Update. nummer 5, november 2014
2
Afscheiden van embedded derivaten Voorheen hoefden grote rechtspersonen bij waardering van derivaten tegen kostprijs, embedded derivaten niet af te scheiden van het basiscontract. Middelgrote rechtspersonen hoefden embedded derivaten nooit af te scheiden van het basiscontract. Als voor een embedded derivaat gebruik werd gemaakt van deze uitzonderingen, vond verwerking van het samengestelde instrument als één geheel plaats volgens de regels voor verwerking van het basiscontract. Hierdoor kon het voorkomen dat embedded derivaten feitelijk tegen kostprijs werden gewaardeerd, en dat deze niet werden afgewaardeerd naar een eventuele lagere reële waarde. Met als gevolg dat eventuele verliezen op die embedded derivaten niet zichtbaar werden. Voorts was dit niet in lijn met de verwerking en waardering van afzonderlijk afgesloten derivaten. Daarom zijn beide uitzonderingen komen te vervallen.
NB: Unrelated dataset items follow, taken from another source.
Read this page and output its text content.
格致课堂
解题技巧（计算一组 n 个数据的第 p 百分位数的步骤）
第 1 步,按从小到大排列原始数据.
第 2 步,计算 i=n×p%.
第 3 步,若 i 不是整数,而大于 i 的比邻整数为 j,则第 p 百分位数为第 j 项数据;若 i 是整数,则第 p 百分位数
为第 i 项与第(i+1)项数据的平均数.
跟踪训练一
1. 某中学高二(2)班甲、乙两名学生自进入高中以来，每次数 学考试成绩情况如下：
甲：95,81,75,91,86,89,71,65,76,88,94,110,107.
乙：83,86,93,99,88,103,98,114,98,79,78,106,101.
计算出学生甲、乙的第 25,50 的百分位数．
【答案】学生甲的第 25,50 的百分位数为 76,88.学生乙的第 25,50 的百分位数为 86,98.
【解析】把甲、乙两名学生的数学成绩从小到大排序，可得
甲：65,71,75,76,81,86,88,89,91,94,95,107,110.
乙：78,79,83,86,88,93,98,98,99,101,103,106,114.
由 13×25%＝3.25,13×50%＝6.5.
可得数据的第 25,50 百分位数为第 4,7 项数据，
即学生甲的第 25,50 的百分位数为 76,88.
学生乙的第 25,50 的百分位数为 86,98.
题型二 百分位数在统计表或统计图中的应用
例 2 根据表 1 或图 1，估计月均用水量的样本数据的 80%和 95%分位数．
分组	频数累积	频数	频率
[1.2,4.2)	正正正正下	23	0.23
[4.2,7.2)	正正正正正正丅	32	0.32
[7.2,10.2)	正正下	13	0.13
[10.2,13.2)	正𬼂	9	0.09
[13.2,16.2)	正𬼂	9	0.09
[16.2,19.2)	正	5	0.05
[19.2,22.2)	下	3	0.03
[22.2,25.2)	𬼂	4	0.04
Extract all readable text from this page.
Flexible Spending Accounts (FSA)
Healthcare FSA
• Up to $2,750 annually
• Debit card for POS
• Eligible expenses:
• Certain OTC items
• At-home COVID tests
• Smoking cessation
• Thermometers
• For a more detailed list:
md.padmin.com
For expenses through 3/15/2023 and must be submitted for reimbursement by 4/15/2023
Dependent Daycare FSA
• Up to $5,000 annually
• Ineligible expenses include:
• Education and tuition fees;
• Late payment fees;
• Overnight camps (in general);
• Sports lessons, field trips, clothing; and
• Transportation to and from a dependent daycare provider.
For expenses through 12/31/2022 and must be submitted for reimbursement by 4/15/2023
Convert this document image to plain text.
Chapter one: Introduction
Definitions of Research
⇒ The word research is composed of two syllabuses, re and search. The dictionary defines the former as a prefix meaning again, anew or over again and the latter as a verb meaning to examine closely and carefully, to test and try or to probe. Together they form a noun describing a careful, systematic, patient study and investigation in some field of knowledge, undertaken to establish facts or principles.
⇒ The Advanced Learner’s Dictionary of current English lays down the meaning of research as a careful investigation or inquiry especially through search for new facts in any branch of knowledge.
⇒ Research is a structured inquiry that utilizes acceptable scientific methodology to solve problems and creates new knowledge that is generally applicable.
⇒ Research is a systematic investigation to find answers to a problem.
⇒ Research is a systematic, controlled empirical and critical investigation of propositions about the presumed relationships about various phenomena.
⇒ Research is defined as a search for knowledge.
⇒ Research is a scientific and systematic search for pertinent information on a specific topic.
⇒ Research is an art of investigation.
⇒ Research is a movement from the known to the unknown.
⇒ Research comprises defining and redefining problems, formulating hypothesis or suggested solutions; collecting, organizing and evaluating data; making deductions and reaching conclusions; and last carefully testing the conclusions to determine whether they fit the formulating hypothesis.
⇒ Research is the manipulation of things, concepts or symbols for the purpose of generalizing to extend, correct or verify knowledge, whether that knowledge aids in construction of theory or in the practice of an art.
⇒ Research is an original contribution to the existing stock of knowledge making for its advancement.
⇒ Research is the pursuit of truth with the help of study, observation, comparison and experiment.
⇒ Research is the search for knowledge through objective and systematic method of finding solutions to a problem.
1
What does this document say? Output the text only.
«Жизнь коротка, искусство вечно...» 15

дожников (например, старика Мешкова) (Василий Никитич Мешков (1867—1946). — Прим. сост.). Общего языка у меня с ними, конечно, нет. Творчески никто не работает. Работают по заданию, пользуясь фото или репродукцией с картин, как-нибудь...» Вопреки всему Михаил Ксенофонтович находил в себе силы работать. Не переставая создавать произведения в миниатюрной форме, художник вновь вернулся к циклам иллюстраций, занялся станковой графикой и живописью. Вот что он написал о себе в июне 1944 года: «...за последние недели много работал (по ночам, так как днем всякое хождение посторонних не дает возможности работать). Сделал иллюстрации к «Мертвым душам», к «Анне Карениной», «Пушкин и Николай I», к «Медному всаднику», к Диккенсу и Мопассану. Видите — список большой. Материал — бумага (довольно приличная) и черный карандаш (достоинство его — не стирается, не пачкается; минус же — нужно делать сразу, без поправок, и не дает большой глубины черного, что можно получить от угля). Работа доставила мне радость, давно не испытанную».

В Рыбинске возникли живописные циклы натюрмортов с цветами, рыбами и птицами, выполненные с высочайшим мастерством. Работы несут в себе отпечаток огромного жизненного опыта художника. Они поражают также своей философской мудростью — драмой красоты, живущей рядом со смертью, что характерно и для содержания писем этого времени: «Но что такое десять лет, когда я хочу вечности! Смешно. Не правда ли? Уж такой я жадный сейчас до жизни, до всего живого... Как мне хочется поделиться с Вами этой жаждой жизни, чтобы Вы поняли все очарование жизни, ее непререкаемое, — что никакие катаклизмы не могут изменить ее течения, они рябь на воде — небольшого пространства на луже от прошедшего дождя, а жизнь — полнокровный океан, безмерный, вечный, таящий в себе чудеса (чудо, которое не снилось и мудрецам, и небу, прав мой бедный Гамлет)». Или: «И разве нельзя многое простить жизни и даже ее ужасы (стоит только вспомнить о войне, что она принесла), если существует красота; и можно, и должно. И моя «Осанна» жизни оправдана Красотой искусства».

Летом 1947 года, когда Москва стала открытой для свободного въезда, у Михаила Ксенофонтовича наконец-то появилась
Het gevolg is dat embedded derivaten – ongeacht de waarderingsgrondslag – altijd moeten worden afgescheiden van het basiscontract, als ze aan de volgende voorwaarden voldoen (RJ 290.827): • een afzonderlijk instrument met dezelfde voorwaarden als het in het contract besloten instrument zou voldoen aan de definitie van een derivaat; • er bestaat geen nauw verband tussen de economische kenmerken en risico’s van het in het contract besloten derivaat en de economische kenmerken en risico’s van het basiscontract; en • het samengestelde instrument wordt niet tegen reële waarde gewaardeerd met verwerking van waardeveranderingen in het resultaat. De derde van de hiervoor genoemde voorwaarden houdt in dat indien het samengestelde contract (inclusief het embedded derivaat) tegen reële waarde wordt gewaardeerd met verwerking van de waardeveranderingen in de winsten-verliesrekening, afscheiden van het embedded derivaat niet noodzakelijk is. De bijbehorende risico’s (de waardeveranderingen van het embedded derivaat) worden dan immers reeds in de jaarrekening verwerkt.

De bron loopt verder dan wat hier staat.